The synthesis and sigma 1 and sigma 2 binding properties of several (+)- and (-)-2-benzyl- and 2-dimethylallyl-2'-substituted-5,9 alpha-dimethyl-6,7-benzomorphans (3 and 4) are presented. In agreement with previously reported binding data for 2-substituted 5,9 alpha-dimethyl-2'-hydroxy-6,7-benzomorphans (N-substituted-N-normetazocine), all (1S,5S,9S)-(+)-isomers showed higher affinity for the sigma 1 site than the corresponding (1R,5R,9R)-(-)-isomers. Replacement of the 2'-hydroxy group of (+)-2-benzyl-5,9 alpha-dimethyl-2'-hydroxy-6,7-benzomorphan [(+)-1f] with a 2'-NH2 and 2'-N(CH3)2 [(+)-3b and (+)-3c, respectively] had only a small effect on the sigma 1 Ki values. Changing the 2'-hydroxy group of (+)-1f to an H, F, Cl, Br, I, NHAc, or NHSO2CH3 resulted in a 5-fold or greater loss in potency. In contrast, replacement of the 2'-hydroxy group of (+)-2-(dimethylallyl)-5,9 alpha-dimethyl-2'-hydroxy-6,7-benzomorphan [(+)-1b, (+)-pentazocine] with a 2'-H or 2'-F group resulted in a 2-fold increase in potency. Conversion of (+)-1f to its 2'-desoxy analogue (+)-2d resulted in a 27.5-fold loss in affinity. This suggests that (+)-1f and other N-substituted benzomorphan analogues may be binding to single sigma 1 receptors in a different way or to different sigma 1 receptors. (-)-Pentazocine [(-)-1b] and its 2'-fluoro analogue, (-)-2-(dimethylallyl)-5,9 alpha-dimethyl-2'-fluoro-6,7-benzomorphan [(-)-4a] showed the highest potency for the sigma 2 binding site.

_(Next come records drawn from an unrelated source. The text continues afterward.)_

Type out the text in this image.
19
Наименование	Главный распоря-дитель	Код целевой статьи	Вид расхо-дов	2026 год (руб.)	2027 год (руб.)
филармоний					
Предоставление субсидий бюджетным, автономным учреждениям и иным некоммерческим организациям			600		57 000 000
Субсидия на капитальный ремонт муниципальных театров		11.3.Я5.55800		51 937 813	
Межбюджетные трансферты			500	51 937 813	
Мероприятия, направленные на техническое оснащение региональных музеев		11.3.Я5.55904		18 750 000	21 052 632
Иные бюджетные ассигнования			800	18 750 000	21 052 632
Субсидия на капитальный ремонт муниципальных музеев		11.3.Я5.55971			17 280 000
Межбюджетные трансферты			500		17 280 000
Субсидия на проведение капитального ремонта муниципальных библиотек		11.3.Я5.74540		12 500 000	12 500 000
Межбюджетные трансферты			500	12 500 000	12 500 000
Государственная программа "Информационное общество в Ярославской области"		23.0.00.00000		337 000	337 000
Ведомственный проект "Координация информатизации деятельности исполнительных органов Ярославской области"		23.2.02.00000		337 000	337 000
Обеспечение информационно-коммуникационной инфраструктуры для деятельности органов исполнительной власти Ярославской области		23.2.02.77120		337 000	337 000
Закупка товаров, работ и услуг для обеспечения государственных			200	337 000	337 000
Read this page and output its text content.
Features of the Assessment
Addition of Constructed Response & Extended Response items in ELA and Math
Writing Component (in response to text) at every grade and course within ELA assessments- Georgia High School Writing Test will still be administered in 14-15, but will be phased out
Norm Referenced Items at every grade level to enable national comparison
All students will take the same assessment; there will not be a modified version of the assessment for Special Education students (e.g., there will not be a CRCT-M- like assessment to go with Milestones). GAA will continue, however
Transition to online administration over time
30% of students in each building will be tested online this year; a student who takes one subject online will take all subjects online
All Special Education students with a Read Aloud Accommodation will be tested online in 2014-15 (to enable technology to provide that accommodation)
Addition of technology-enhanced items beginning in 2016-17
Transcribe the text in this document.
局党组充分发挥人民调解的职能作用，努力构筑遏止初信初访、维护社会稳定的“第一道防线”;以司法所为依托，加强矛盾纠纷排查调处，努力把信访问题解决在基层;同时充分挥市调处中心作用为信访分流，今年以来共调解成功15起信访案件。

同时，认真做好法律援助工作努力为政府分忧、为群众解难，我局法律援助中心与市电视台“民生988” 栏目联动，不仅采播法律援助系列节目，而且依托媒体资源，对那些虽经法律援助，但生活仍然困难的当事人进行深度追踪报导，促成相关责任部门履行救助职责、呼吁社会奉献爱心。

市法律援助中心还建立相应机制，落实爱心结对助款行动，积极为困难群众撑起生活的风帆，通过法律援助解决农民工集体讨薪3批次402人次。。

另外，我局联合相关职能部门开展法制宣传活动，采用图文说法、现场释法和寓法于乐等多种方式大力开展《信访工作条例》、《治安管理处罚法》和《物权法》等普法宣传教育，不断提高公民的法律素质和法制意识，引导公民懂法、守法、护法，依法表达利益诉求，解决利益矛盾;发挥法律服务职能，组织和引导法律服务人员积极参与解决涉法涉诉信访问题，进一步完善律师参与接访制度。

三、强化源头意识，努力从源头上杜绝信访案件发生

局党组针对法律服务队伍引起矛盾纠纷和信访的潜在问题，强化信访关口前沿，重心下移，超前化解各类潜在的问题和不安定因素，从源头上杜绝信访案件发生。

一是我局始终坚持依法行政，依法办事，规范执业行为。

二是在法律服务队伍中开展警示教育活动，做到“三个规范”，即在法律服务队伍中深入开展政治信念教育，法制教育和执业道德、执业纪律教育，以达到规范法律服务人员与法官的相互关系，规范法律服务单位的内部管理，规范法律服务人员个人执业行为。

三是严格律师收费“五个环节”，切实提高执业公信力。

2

本文介绍了几种(+)-和(-)-2-苄基-和2-二甲基烯丙基-2'-取代-5,9α-二甲基-6,7-苯并吗啡烷(3和4)的合成以及与σ1和σ2的结合特性。与先前报道的2-取代-5,9α-二甲基-2'-羟基-6,7-苯并吗啡烷(N-取代-N-去甲左啡诺)的结合数据一致,所有(1S,5S,9S)-(+)-异构体对σ1位点的亲和力均高于相应的(1R,5R,9R)-(-)-异构体。用2'-NH2和2'-N(CH3)2分别取代(+)-2-苄基-5,9α-二甲基-2'-羟基-6,7-苯并吗啡烷[(+)-1f]的2'-羟基[分别为(+)-3b和(+)-3c],对σ1的Ki值影响很小。将(+)-1f的2'-羟基换成H、F、Cl、Br、I、NHAc或NHSO2CH3,导致效价损失5倍或更多。相反,用2'-H或2'-F基团取代(+)-2-(二甲基烯丙基)-5,9α-二甲基-2'-羟基-6,7-苯并吗啡烷[(+)-1b,(+)-喷他佐辛]的2'-羟基,效价提高了2倍。将(+)-1f转化为其2'-脱氧类似物(+)-2d,亲和力损失27.5倍。这表明(+)-1f和其他N-取代苯并吗啡烷类似物可能以不同方式与单个σ1受体结合,或者与不同的σ1受体结合。(-)-喷他佐辛[(-)-1b]及其2'-氟类似物,(-)-2-(二甲基烯丙基)-5,9α-二甲基-2'-氟-6,7-苯并吗啡烷[(-)-4a]对σ2结合位点显示出最高的效价。